Za zorganizowanie nielegalnego przekroczenia granicy i spowodowanie katastrofy w ruchu lądowym odpowie kierowca busa, który przewożąc 17 obcokrajowców, doprowadził wczoraj do wypadku na autostradzie A2 w okolicach Nowego Tomyśla (woj. wielkopolskie).

Mercedes sprinter na czeskich numerach rejestracyjnych wywrócił się na 122. km autostrady A2 na pasie ruchu w kierunku Świecka. Busem przewożonych było 17 obcokrajowców, cztery osoby zostały ranne. Po zdarzeniu z miejsca uciekł kierowca oraz jedna z przewożonych osób. Jeszcze wczoraj w jednej z pobliskich miejscowości policjanci zatrzymali kierowcę busa. Oficer prasowy policji w Nowym Tomyślu Mariusz Majewski przekazał, że jak dotąd nie udało się odnaleźć obcokrajowca, który uciekł z miejsca wypadku.

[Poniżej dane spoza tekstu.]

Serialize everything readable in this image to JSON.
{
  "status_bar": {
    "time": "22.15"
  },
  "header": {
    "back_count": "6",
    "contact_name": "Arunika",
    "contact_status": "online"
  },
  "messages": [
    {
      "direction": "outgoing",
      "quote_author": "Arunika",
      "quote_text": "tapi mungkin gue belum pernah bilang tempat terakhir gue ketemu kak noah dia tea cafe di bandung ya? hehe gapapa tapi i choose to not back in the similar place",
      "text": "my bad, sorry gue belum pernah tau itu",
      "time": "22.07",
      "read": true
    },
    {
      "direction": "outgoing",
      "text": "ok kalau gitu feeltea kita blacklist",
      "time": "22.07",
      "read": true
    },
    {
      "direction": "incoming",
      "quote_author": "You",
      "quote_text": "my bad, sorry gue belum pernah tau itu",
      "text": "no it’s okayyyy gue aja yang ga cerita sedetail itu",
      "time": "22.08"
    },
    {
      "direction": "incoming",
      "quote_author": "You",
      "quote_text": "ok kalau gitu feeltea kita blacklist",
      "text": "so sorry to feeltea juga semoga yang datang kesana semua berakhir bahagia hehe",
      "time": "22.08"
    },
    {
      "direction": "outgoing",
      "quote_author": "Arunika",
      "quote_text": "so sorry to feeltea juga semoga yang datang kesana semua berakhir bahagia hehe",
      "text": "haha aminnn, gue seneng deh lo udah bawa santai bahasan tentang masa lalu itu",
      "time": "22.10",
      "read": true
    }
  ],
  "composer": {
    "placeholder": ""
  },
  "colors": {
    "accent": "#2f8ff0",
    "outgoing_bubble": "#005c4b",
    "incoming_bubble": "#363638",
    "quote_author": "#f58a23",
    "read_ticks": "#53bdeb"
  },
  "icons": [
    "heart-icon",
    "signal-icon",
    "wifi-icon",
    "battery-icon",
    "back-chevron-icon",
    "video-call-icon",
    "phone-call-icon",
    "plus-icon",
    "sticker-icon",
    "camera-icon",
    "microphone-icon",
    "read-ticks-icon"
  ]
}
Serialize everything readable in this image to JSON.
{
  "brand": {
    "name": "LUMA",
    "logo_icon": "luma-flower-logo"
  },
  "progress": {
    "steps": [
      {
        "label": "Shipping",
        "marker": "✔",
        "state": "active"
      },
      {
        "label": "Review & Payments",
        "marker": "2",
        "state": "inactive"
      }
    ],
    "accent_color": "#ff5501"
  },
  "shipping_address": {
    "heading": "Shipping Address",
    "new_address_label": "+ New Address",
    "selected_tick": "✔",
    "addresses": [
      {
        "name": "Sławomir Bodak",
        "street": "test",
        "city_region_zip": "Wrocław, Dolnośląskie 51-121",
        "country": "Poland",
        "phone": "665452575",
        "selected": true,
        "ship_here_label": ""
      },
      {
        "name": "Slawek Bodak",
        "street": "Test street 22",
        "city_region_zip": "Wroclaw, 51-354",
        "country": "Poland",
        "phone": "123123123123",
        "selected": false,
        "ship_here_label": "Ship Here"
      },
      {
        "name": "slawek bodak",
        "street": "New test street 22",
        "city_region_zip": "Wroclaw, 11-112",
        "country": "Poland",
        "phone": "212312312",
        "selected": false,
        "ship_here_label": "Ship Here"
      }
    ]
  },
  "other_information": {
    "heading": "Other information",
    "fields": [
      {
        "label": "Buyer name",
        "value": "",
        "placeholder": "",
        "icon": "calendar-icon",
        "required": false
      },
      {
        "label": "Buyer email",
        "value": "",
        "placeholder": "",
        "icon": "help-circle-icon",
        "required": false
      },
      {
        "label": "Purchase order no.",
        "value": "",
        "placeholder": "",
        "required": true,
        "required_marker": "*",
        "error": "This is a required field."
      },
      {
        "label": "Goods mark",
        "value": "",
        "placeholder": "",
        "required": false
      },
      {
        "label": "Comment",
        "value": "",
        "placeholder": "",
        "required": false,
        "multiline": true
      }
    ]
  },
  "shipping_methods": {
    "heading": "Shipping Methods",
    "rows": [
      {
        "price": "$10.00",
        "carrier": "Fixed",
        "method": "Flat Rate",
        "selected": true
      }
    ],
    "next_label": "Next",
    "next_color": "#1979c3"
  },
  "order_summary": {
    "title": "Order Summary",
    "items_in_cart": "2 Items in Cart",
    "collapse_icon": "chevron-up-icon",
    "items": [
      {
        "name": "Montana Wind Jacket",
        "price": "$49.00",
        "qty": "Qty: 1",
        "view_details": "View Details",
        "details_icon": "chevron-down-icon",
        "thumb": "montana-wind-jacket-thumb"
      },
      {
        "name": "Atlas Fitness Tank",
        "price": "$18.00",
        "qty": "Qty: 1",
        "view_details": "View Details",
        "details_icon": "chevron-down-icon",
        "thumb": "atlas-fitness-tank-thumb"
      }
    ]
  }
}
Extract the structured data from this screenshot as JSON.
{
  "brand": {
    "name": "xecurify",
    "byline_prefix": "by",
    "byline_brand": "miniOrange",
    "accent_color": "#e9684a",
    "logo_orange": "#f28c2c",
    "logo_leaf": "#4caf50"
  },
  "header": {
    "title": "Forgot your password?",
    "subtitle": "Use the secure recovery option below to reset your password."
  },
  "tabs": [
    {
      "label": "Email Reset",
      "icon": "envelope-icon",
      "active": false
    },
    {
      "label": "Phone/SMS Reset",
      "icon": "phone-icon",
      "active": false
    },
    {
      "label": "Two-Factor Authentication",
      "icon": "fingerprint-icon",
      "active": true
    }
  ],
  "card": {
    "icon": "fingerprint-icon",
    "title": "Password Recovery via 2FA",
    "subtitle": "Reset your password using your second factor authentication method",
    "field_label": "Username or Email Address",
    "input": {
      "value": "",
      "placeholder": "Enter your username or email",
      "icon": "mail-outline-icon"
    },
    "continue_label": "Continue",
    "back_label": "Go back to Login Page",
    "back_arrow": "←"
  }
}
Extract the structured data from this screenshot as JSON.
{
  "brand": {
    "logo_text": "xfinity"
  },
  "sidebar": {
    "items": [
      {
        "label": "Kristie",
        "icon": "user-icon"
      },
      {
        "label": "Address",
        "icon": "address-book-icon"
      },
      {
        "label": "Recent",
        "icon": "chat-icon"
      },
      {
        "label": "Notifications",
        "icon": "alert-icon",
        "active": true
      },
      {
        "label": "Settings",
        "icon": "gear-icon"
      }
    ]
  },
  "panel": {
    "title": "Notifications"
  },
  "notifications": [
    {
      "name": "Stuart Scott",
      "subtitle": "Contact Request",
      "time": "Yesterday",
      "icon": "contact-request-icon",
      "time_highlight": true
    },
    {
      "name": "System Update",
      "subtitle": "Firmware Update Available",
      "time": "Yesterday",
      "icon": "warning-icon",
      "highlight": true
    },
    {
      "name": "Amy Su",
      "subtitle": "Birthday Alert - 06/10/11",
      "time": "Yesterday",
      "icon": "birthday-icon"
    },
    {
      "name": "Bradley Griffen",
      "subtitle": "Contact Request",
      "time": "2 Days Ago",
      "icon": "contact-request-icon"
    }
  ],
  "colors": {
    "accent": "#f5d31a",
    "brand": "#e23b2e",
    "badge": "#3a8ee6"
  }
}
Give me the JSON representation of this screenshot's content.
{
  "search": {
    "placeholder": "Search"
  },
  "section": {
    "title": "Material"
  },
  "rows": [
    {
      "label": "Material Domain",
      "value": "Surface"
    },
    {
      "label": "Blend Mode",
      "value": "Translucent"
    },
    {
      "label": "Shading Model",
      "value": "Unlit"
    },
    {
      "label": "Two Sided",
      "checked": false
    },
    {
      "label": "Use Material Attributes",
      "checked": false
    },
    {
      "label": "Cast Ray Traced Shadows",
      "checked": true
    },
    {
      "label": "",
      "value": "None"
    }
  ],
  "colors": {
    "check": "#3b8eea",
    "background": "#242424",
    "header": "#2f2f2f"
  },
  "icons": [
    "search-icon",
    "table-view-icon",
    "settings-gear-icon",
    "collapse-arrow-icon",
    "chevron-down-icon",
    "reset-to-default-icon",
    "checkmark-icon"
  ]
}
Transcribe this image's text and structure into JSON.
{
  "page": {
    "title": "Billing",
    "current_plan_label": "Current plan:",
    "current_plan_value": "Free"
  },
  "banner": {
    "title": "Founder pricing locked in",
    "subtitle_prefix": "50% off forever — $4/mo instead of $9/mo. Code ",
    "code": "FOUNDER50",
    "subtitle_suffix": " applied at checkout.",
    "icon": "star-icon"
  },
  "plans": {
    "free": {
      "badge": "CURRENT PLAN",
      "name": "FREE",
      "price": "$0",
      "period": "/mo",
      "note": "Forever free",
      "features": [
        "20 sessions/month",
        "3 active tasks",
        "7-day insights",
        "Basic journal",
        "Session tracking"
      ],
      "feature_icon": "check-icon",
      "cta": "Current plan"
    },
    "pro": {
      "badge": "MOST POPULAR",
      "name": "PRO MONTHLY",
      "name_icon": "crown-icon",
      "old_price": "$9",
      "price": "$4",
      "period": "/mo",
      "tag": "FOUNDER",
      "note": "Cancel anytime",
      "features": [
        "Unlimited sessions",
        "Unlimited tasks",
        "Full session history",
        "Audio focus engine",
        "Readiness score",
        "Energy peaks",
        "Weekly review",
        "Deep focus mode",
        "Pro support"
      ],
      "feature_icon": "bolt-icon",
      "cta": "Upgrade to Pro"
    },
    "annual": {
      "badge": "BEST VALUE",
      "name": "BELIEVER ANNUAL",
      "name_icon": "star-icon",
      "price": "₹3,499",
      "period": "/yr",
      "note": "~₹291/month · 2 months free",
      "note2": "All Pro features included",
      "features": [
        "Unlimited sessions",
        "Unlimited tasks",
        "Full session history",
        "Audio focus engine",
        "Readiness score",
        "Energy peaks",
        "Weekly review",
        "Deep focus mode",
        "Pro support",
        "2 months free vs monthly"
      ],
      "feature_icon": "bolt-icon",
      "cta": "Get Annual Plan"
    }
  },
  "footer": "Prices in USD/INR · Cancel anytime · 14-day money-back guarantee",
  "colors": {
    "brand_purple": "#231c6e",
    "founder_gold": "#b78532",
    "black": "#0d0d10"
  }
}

Rzecznik prasowy Prokuratury Okręgowej w Poznaniu prokurator Łukasz Wawrzyniak poinformował, że kierowcy busa, 24-letniemu obywatelowi Ukrainy Vasylowi R., przedstawiono zarzut organizacji wspólnie i w porozumieniu z nieustalonymi osobami nielegalnego przekroczenia granicy przez podróżujących busem. Przyznał się do tego, ale złożył wyjaśnienia, które nie korespondują z naszymi ustaleniami na tym etapie postępowania - powiedział prokurator.

Dodał, że mężczyźnie przedstawiono także zarzut nieumyślnego spowodowania katastrofy w ruchu lądowym. Podejrzany nie przyznał się do winy. Twierdzi, że do wypadku doszło, bo ktoś zajechał mu drogę - wskazał Wawrzyniak. 

Prokurator dodał, że podejrzany przewoził busem 14 obywateli Iraku i dwóch obywateli Turcji. Wiemy na pewno, że znaleźli się nielegalnie na terenie RP - podkreślił. Na razie nie jest znana tożsamość obcokrajowca, który uciekł z miejsca zdarzenia

Wawrzyniak przyznał, że z uwagi na fakt, iż podejrzany działał w porozumieniu z nieustalonymi osobami, sprawa ma charakter rozwojowy. Prokuratura wystąpi do sądu w Nowym Tomyślu o tymczasowe aresztowanie podejrzanego. Mężczyźnie grozi do ośmiu lat więzienia.